J’ai rencontré un homme, il y a plusieurs années, qui venait d’une famille texane noire et m’a raconté un peu sa vie. Quand j’ai commencé à écrire ce film plus tard, je voulais développer les thèmes de mon court métrage Skunk, qui parle d’une fille de 14 ans dans la banlieue de Houston. Pendant que j’écrivais, cet homme me revenait sans cesse en tête. Je ne connaissais pas grand-chose de lui, mais assez pour éveiller mon imagination. J’ai commencé à écrire le personnage d’Abe. Pendant les recherches, nous assistions à des spectacles de rodéo et interviewions des cow-boys avec mon mari Johnny McAllister (coscénariste). Leur mode de vie et leur communauté se sont emparés de moi, et l’histoire a changé pour se concentrer sur ces deux personnes et leur rencontre.  

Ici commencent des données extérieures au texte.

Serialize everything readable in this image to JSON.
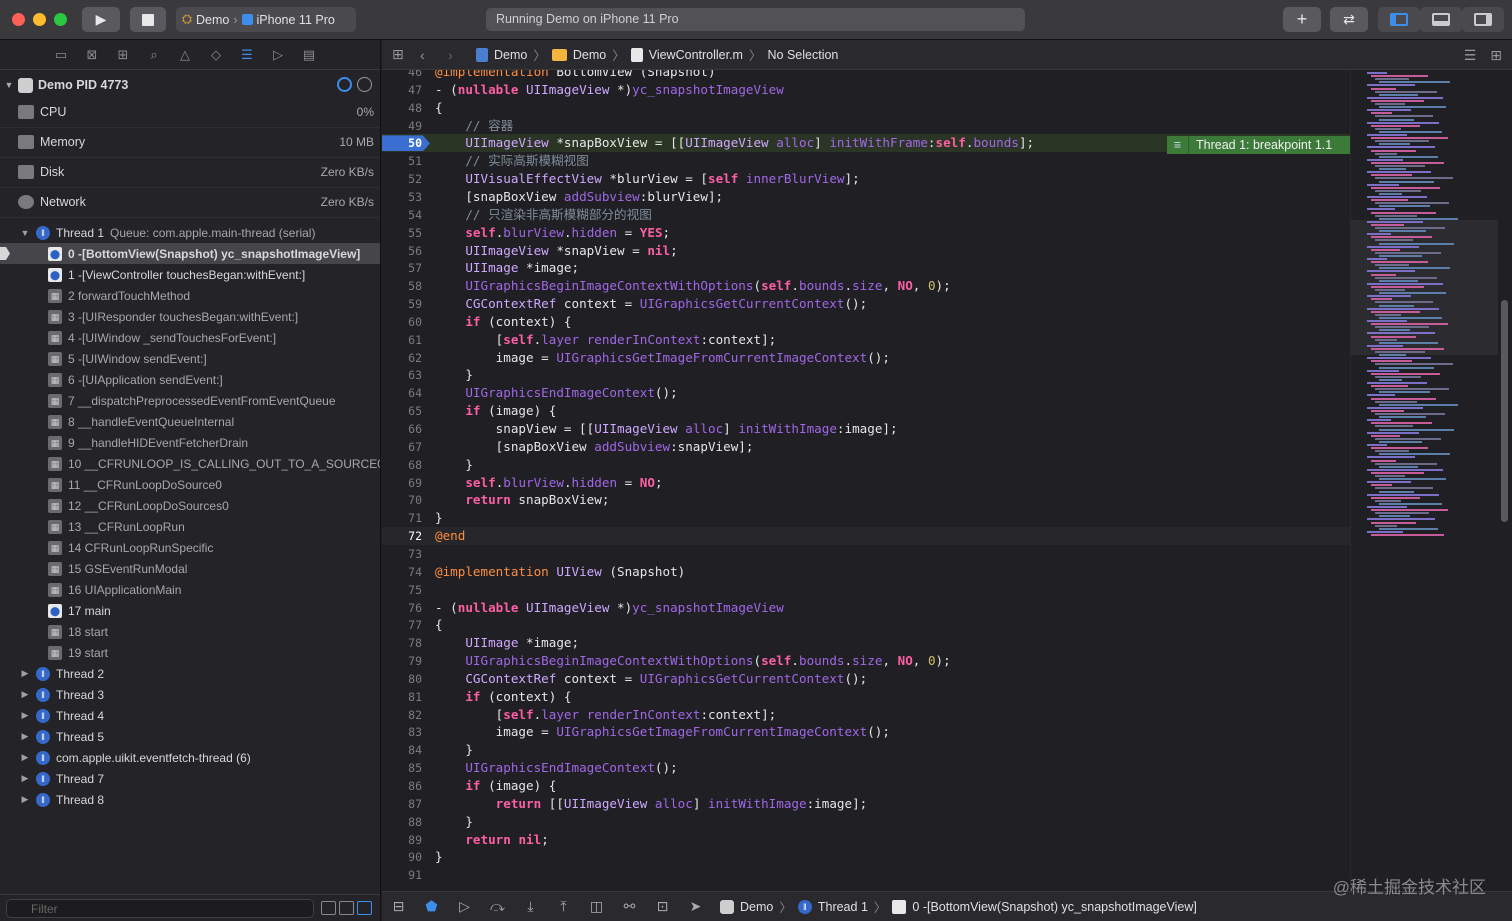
{
  "toolbar": {
    "scheme_target": "Demo",
    "scheme_device": "iPhone 11 Pro",
    "activity_status": "Running Demo on iPhone 11 Pro",
    "run_icon": "play-icon",
    "stop_icon": "stop-icon"
  },
  "navigator": {
    "process": "Demo PID 4773",
    "gauges": [
      {
        "label": "CPU",
        "value": "0%"
      },
      {
        "label": "Memory",
        "value": "10 MB"
      },
      {
        "label": "Disk",
        "value": "Zero KB/s"
      },
      {
        "label": "Network",
        "value": "Zero KB/s"
      }
    ],
    "thread1": "Thread 1",
    "thread1_queue": "Queue: com.apple.main-thread (serial)",
    "frames": [
      {
        "label": "0 -[BottomView(Snapshot) yc_snapshotImageView]",
        "kind": "user",
        "selected": true
      },
      {
        "label": "1 -[ViewController touchesBegan:withEvent:]",
        "kind": "user"
      },
      {
        "label": "2 forwardTouchMethod",
        "kind": "sys"
      },
      {
        "label": "3 -[UIResponder touchesBegan:withEvent:]",
        "kind": "sys"
      },
      {
        "label": "4 -[UIWindow _sendTouchesForEvent:]",
        "kind": "sys"
      },
      {
        "label": "5 -[UIWindow sendEvent:]",
        "kind": "sys"
      },
      {
        "label": "6 -[UIApplication sendEvent:]",
        "kind": "sys"
      },
      {
        "label": "7 __dispatchPreprocessedEventFromEventQueue",
        "kind": "sys"
      },
      {
        "label": "8 __handleEventQueueInternal",
        "kind": "sys"
      },
      {
        "label": "9 __handleHIDEventFetcherDrain",
        "kind": "sys"
      },
      {
        "label": "10 __CFRUNLOOP_IS_CALLING_OUT_TO_A_SOURCE0_...",
        "kind": "sys"
      },
      {
        "label": "11 __CFRunLoopDoSource0",
        "kind": "sys"
      },
      {
        "label": "12 __CFRunLoopDoSources0",
        "kind": "sys"
      },
      {
        "label": "13 __CFRunLoopRun",
        "kind": "sys"
      },
      {
        "label": "14 CFRunLoopRunSpecific",
        "kind": "sys"
      },
      {
        "label": "15 GSEventRunModal",
        "kind": "sys"
      },
      {
        "label": "16 UIApplicationMain",
        "kind": "sys"
      },
      {
        "label": "17 main",
        "kind": "user"
      },
      {
        "label": "18 start",
        "kind": "sys"
      },
      {
        "label": "19 start",
        "kind": "sys"
      }
    ],
    "other_threads": [
      "Thread 2",
      "Thread 3",
      "Thread 4",
      "Thread 5",
      "com.apple.uikit.eventfetch-thread (6)",
      "Thread 7",
      "Thread 8"
    ],
    "filter_placeholder": "Filter"
  },
  "jumpbar": {
    "crumbs": [
      "Demo",
      "Demo",
      "ViewController.m",
      "No Selection"
    ]
  },
  "editor": {
    "breakpoint_line": 50,
    "current_line": 72,
    "breakpoint_label": "Thread 1: breakpoint 1.1",
    "lines": [
      {
        "n": 46,
        "t": "@implementation BottomView (Snapshot)"
      },
      {
        "n": 47,
        "t": "- (nullable UIImageView *)yc_snapshotImageView"
      },
      {
        "n": 48,
        "t": "{"
      },
      {
        "n": 49,
        "t": "    // 容器"
      },
      {
        "n": 50,
        "t": "    UIImageView *snapBoxView = [[UIImageView alloc] initWithFrame:self.bounds];"
      },
      {
        "n": 51,
        "t": "    // 实际高斯模糊视图"
      },
      {
        "n": 52,
        "t": "    UIVisualEffectView *blurView = [self innerBlurView];"
      },
      {
        "n": 53,
        "t": "    [snapBoxView addSubview:blurView];"
      },
      {
        "n": 54,
        "t": "    // 只渲染非高斯模糊部分的视图"
      },
      {
        "n": 55,
        "t": "    self.blurView.hidden = YES;"
      },
      {
        "n": 56,
        "t": "    UIImageView *snapView = nil;"
      },
      {
        "n": 57,
        "t": "    UIImage *image;"
      },
      {
        "n": 58,
        "t": "    UIGraphicsBeginImageContextWithOptions(self.bounds.size, NO, 0);"
      },
      {
        "n": 59,
        "t": "    CGContextRef context = UIGraphicsGetCurrentContext();"
      },
      {
        "n": 60,
        "t": "    if (context) {"
      },
      {
        "n": 61,
        "t": "        [self.layer renderInContext:context];"
      },
      {
        "n": 62,
        "t": "        image = UIGraphicsGetImageFromCurrentImageContext();"
      },
      {
        "n": 63,
        "t": "    }"
      },
      {
        "n": 64,
        "t": "    UIGraphicsEndImageContext();"
      },
      {
        "n": 65,
        "t": "    if (image) {"
      },
      {
        "n": 66,
        "t": "        snapView = [[UIImageView alloc] initWithImage:image];"
      },
      {
        "n": 67,
        "t": "        [snapBoxView addSubview:snapView];"
      },
      {
        "n": 68,
        "t": "    }"
      },
      {
        "n": 69,
        "t": "    self.blurView.hidden = NO;"
      },
      {
        "n": 70,
        "t": "    return snapBoxView;"
      },
      {
        "n": 71,
        "t": "}"
      },
      {
        "n": 72,
        "t": "@end"
      },
      {
        "n": 73,
        "t": ""
      },
      {
        "n": 74,
        "t": "@implementation UIView (Snapshot)"
      },
      {
        "n": 75,
        "t": ""
      },
      {
        "n": 76,
        "t": "- (nullable UIImageView *)yc_snapshotImageView"
      },
      {
        "n": 77,
        "t": "{"
      },
      {
        "n": 78,
        "t": "    UIImage *image;"
      },
      {
        "n": 79,
        "t": "    UIGraphicsBeginImageContextWithOptions(self.bounds.size, NO, 0);"
      },
      {
        "n": 80,
        "t": "    CGContextRef context = UIGraphicsGetCurrentContext();"
      },
      {
        "n": 81,
        "t": "    if (context) {"
      },
      {
        "n": 82,
        "t": "        [self.layer renderInContext:context];"
      },
      {
        "n": 83,
        "t": "        image = UIGraphicsGetImageFromCurrentImageContext();"
      },
      {
        "n": 84,
        "t": "    }"
      },
      {
        "n": 85,
        "t": "    UIGraphicsEndImageContext();"
      },
      {
        "n": 86,
        "t": "    if (image) {"
      },
      {
        "n": 87,
        "t": "        return [[UIImageView alloc] initWithImage:image];"
      },
      {
        "n": 88,
        "t": "    }"
      },
      {
        "n": 89,
        "t": "    return nil;"
      },
      {
        "n": 90,
        "t": "}"
      },
      {
        "n": 91,
        "t": ""
      }
    ]
  },
  "debugbar": {
    "crumbs": [
      "Demo",
      "Thread 1",
      "0 -[BottomView(Snapshot) yc_snapshotImageView]"
    ]
  },
  "watermark": "@稀土掘金技术社区"
}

L’atmosphère du tournage ? Une anecdote de plateau ?

Il y avait un gros casting et seulement trois acteurs professionnels. La majorité venait de la communauté sur laquelle le film est basé. Ma méthode était très spécifique à chacun. J’ai donné le script aux acteurs professionnels, mais pas aux non-acteurs. J’avais peur que cela les rende anxieux et qu’ils essayent de mémoriser des répliques plutôt que de réagir naturellement. Il était important pour moi de créer une ambiance de tournage où l’équipe se sentait à l’aise. 

Quelques mots sur vos interprètes ?

Nous avons longuement cherché notre actrice principale. Nos directrices de casting Vicky Boone et Chantel Johnson ont remarqué Amber Havard dans un collège. Quand elles l’ont filmée, quelque chose a mal fonctionné et le téléphone a commencé à enregistrer après l’audition. J’ai donc vu seulement sept secondes d’elle en train d’écouter Vicky parler. Nous avons vu environ 1000 filles, mais il y avait tellement derrière son regard évasif mais attentif, que de ces courts moments filmés pas ce simple iPhone, j’ai senti que nous avions trouvé Kris.

Pour le rôle d’Abe, je voulais trouver quelqu’un d’expérimenté mais aussi naturel et authentique, qui pourrait tisser un lien avec les non-acteurs pour rendre la dynamique homogène. J’ai trouvé tout ça en Rob Morgan. Il a rencontré Amber. Je les regardais parler et interagir, tout me semblait parfait. Le film repose vraiment sur leur connexion, et je croyais en ce que je voyais. 

Qu’est-ce qui vous a donné envie de devenir réalisatrice ? Vos sources d’influence ?

J’ai travaillé dix ans en tant qu’éducatrice à Washington avant d’intégrer une école de cinéma. Mes étudiants étaient Amérindiens et habitaient dans des réserves isolées. Beaucoup se sentaient à l’écart. Nous faisions principalement des documentaires ensemble, mais nous romancions parfois certaines expériences de vie qu’il leur était trop difficile de raconter ouvertement.

C’est resté ancré en moi et j’ai commencé à m’intéresser à l’écriture et la réalisation de films basés sur des vraies personnes et communautés, en puisant dans mon expérience pour façonner l’approche narrative.